Sin la consciencia no creeríamos en cosas que no podemos tocar con las manos, no apreciaríamos la belleza, y por ejemplo no disfrutaríamos del arco iris, pues el agua y la luz en ese estado no nos llamarían la atención: la búsqueda de la belleza no es instintiva. ¿Es la consciencia nuestro alma, o nuestro alma la consciencia? Cada uno tenemos el nuestro, único e individual. Que cada uno llegue a sus propias conclusiones: Mysterium tremendum 1.
En la vida moderna, consumista, tecnológica, urbanita, disfuncional, acelerada, alejada de la espiritualidad, de la contemplación y la reflexión pausada, hemos hecho un maldito pacto con el diablo. Hemos esquinado el alma entregados a la inconsciencia, abandonándonos al sopor de la velocidad, de los estímulos electrónicos virtuales dependientes de los que albergan el poder mediático, de la brevedad del instante. Presos de los algoritmos de la inteligencia artificial, consumimos lo que nos dan, al ritmo que nos sugieren y cuando los poderes fácticos quieren. No elegimos en verdadera libertad.
Vivimos para mañana. Habitamos la vida virtual, una versión edulcorada y medio-ficticia que termina creando ansiedad, anulando las emociones reales, para dar paso a la vida a base de estímulos. Los estímulos son los fakes de la realidad. Pero la vida virtual, la vida imaginada, acaba por demolerte como un tsunami rompiendo sobre la playa. Es una construcción irreal de las ambiciones de cada uno de nosotros.
Además, buscamos evitar la exigencia, perseguimos el conformismo más vago y placentero. Vivimos en la inmediatez, pero como acertó a decir el conde de Flandes ya en el siglo XII, «Roma no se construyó en dos días». Como dice César Antonio Molina en su último ensayo (¡Qué bello será vivir sin cultura!), «vivimos en el tiempo del ocio, no del saber». Habitamos una vida que nos es ajena, la que huye de nosotros mismos. ¿Pero qué vida estamos viviendo, la nuestra o una elucubración sintética de nuestras aspiraciones quiméricas?
Lo que de verdad importa fluye por nuestras venas y se procesa en el sistema límbico del cerebro y termina mezclado en el torrente vital que, trágicamente, va a dar al traste infernal.
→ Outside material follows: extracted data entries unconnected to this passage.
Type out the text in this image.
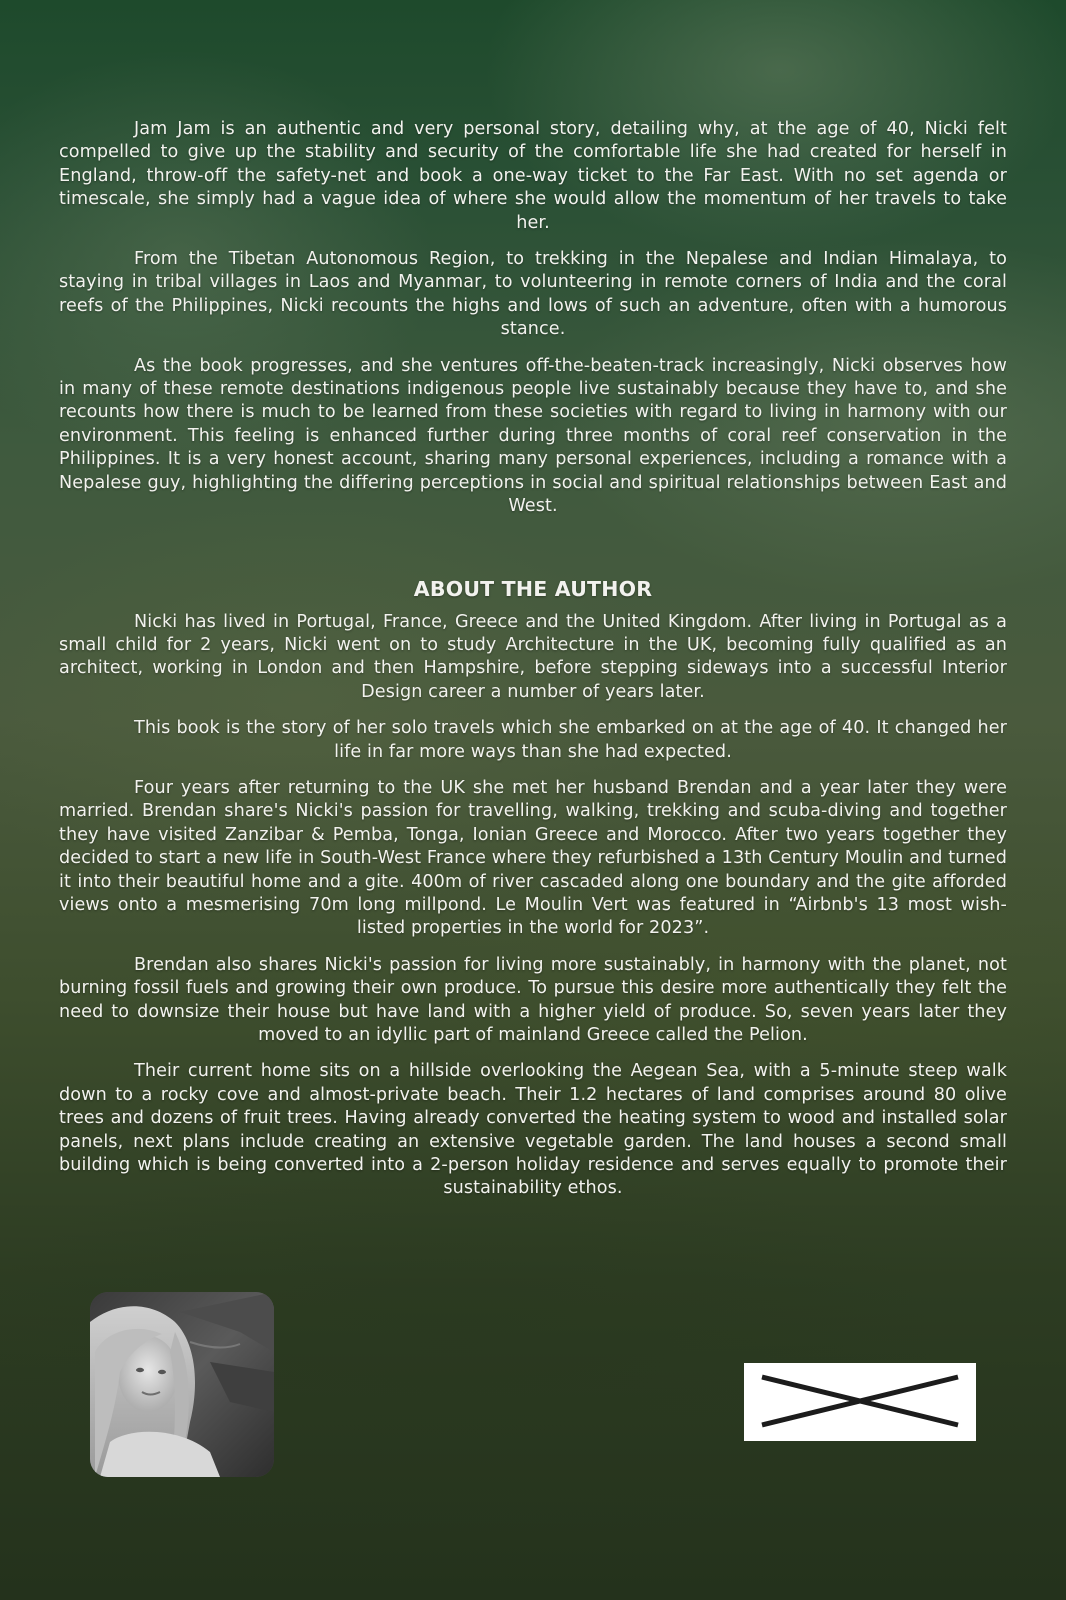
Jam Jam is an authentic and very personal story, detailing why, at the age of 40, Nicki felt compelled to give up the stability and security of the comfortable life she had created for herself in England, throw-off the safety-net and book a one-way ticket to the Far East. With no set agenda or timescale, she simply had a vague idea of where she would allow the momentum of her travels to take her.

From the Tibetan Autonomous Region, to trekking in the Nepalese and Indian Himalaya, to staying in tribal villages in Laos and Myanmar, to volunteering in remote corners of India and the coral reefs of the Philippines, Nicki recounts the highs and lows of such an adventure, often with a humorous stance.

As the book progresses, and she ventures off-the-beaten-track increasingly, Nicki observes how in many of these remote destinations indigenous people live sustainably because they have to, and she recounts how there is much to be learned from these societies with regard to living in harmony with our environment. This feeling is enhanced further during three months of coral reef conservation in the Philippines. It is a very honest account, sharing many personal experiences, including a romance with a Nepalese guy, highlighting the differing perceptions in social and spiritual relationships between East and West.

ABOUT THE AUTHOR

Nicki has lived in Portugal, France, Greece and the United Kingdom. After living in Portugal as a small child for 2 years, Nicki went on to study Architecture in the UK, becoming fully qualified as an architect, working in London and then Hampshire, before stepping sideways into a successful Interior Design career a number of years later.

This book is the story of her solo travels which she embarked on at the age of 40. It changed her life in far more ways than she had expected.

Four years after returning to the UK she met her husband Brendan and a year later they were married. Brendan share's Nicki's passion for travelling, walking, trekking and scuba-diving and together they have visited Zanzibar & Pemba, Tonga, Ionian Greece and Morocco. After two years together they decided to start a new life in South-West France where they refurbished a 13th Century Moulin and turned it into their beautiful home and a gite. 400m of river cascaded along one boundary and the gite afforded views onto a mesmerising 70m long millpond. Le Moulin Vert was featured in “Airbnb's 13 most wish-listed properties in the world for 2023”.

Brendan also shares Nicki's passion for living more sustainably, in harmony with the planet, not burning fossil fuels and growing their own produce. To pursue this desire more authentically they felt the need to downsize their house but have land with a higher yield of produce. So, seven years later they moved to an idyllic part of mainland Greece called the Pelion.

Their current home sits on a hillside overlooking the Aegean Sea, with a 5-minute steep walk down to a rocky cove and almost-private beach. Their 1.2 hectares of land comprises around 80 olive trees and dozens of fruit trees. Having already converted the heating system to wood and installed solar panels, next plans include creating an extensive vegetable garden. The land houses a second small building which is being converted into a 2-person holiday residence and serves equally to promote their sustainability ethos.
Lo esencial se contamina de los superfluo. Vivimos deprisa, sometidos al trueno que viene antes de la tormenta. En el cauce de cada día dejamos escapar las cosas importantes. Somos ‘el perro de Pávlov’, salivando ante la idea de lo que está por llegar, y, cuando esto llega, nos damos cuenta de que era mejor la anticipación que el disfrute. Circulo vicioso, adicción, volver a empezar. Una espiral perniciosa.
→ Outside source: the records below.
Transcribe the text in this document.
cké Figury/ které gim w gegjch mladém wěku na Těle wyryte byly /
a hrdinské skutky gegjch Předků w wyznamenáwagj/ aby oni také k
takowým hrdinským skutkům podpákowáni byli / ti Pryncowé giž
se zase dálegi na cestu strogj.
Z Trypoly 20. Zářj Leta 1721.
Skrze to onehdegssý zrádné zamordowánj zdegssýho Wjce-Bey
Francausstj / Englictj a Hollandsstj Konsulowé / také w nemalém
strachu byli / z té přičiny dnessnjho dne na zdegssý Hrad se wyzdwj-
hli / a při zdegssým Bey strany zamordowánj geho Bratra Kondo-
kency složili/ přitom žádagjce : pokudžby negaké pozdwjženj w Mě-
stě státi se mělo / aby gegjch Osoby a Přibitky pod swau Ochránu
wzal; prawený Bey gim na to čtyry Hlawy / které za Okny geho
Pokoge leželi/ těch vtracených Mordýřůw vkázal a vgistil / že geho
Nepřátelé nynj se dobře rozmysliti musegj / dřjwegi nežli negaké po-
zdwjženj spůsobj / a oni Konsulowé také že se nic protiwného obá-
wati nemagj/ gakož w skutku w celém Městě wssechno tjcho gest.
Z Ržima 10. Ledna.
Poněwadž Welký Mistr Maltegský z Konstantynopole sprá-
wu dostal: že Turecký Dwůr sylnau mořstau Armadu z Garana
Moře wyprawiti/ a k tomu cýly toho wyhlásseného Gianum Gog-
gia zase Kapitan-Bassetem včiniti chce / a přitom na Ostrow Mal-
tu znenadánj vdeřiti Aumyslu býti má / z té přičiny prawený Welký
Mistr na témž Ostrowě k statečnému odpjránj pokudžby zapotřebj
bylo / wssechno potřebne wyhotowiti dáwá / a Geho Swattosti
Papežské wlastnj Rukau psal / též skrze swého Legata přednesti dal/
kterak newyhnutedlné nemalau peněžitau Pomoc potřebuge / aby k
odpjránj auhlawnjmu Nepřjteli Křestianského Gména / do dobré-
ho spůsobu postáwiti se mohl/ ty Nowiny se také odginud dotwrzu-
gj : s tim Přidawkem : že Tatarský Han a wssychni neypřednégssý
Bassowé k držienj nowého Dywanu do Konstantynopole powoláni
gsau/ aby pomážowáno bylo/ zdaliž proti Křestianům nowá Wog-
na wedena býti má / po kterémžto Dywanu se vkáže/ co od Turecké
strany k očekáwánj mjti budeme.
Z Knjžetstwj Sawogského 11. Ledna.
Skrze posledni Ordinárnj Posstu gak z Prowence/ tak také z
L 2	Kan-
Si solamente quieres recordar algo de este artículo de hoy, te animo a que memorices esta cita de Lao Tse, filósofo mítico del siglo IV antes de Cristo: «Si estás deprimido es porque vives en el pasado. Si estás lleno de ansiedad es porque vives en el futuro. Si estás en paz es que vives en el presente». Nos hemos cableado mal, querido lector, en esta ajetreada vida moderna. Por eso solamente queda hacer una cosa: cerrar los ojos y reflexionar: ¿Cuales son las cosas más importantes que hay en tu vida? ¿Cuánto tiempo les has dedicado hoy a esas prioridades? ¿Lo has hecho con plena devoción, o con el corazón partío como si fuera un subproducto?
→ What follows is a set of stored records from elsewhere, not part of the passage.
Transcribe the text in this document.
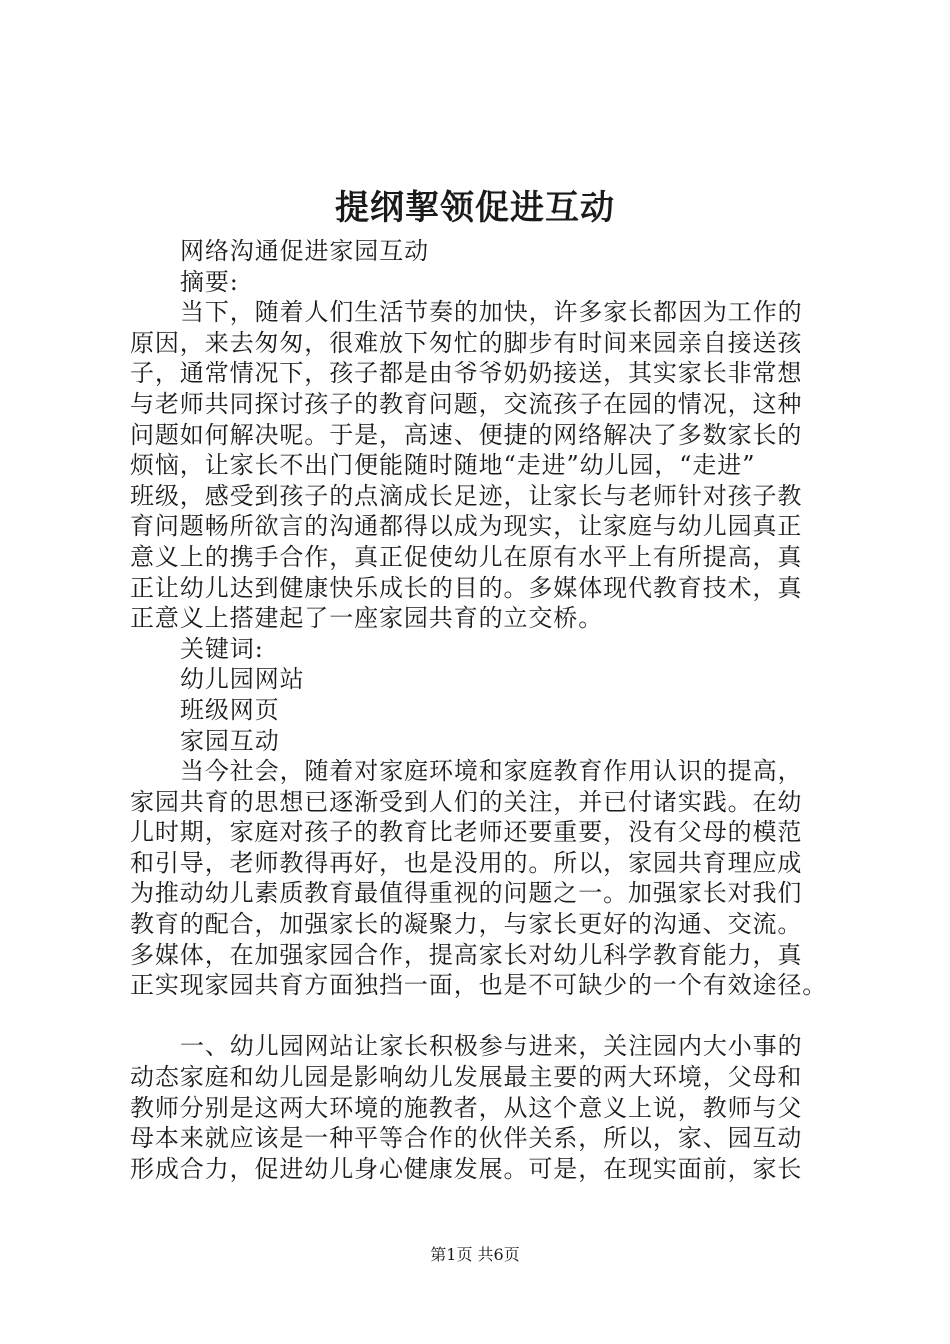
提纲挈领促进互动
网络沟通促进家园互动
摘要:
当下，随着人们生活节奏的加快，许多家长都因为工作的
原因，来去匆匆，很难放下匆忙的脚步有时间来园亲自接送孩
子，通常情况下，孩子都是由爷爷奶奶接送，其实家长非常想
与老师共同探讨孩子的教育问题，交流孩子在园的情况，这种
问题如何解决呢。于是，高速、便捷的网络解决了多数家长的
烦恼，让家长不出门便能随时随地“走进”幼儿园，“走进”
班级，感受到孩子的点滴成长足迹，让家长与老师针对孩子教
育问题畅所欲言的沟通都得以成为现实，让家庭与幼儿园真正
意义上的携手合作，真正促使幼儿在原有水平上有所提高，真
正让幼儿达到健康快乐成长的目的。多媒体现代教育技术，真
正意义上搭建起了一座家园共育的立交桥。
关键词:
幼儿园网站
班级网页
家园互动
当今社会，随着对家庭环境和家庭教育作用认识的提高，
家园共育的思想已逐渐受到人们的关注，并已付诸实践。在幼
儿时期，家庭对孩子的教育比老师还要重要，没有父母的模范
和引导，老师教得再好，也是没用的。所以，家园共育理应成
为推动幼儿素质教育最值得重视的问题之一。加强家长对我们
教育的配合，加强家长的凝聚力，与家长更好的沟通、交流。
多媒体，在加强家园合作，提高家长对幼儿科学教育能力，真
正实现家园共育方面独挡一面，也是不可缺少的一个有效途径。
一、幼儿园网站让家长积极参与进来，关注园内大小事的
动态家庭和幼儿园是影响幼儿发展最主要的两大环境，父母和
教师分别是这两大环境的施教者，从这个意义上说，教师与父
母本来就应该是一种平等合作的伙伴关系，所以，家、园互动
形成合力，促进幼儿身心健康发展。可是，在现实面前，家长
第1页 共6页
Yo he decidido aprender a recuperar la consciencia, esa plenitud de los sentidos que permite apreciar lo que ocurre en cada instante. Estimulo mi cerebro y reflexiono para generar emociones, en vez de asfixiarlas en la vorágine, en el escorzo de nuestros días. Si el cielo azul explota en toda su textura bajo la luz madrileña, ahora lo aprecio y reconozco su existencia. Si una suave brisa fresca mece las hojas primaverales, mi vista las acompaña y tomo nota de ello. Si veo un árbol en flor en plena calle, aparentemente ignorado por el entorno y ahogado por el asfalto, gritando en todo su colorido, le rindo un pequeño homenaje. Si descubro unas notas de música ahogadas por el ruido del tráfico, me agarro a ellas. Cuando mi mujer me sonríe, se me ilumina el día. Si mi hijo me presta atención y requiere de mí, me apeo del mundo. Si escucho la risas de unos niños jugando en la calle a través de las ventanas, rebusco en mi memoria mis horas de juegos infantiles. Si veo una rosa, me paro a disfrutar de su aroma.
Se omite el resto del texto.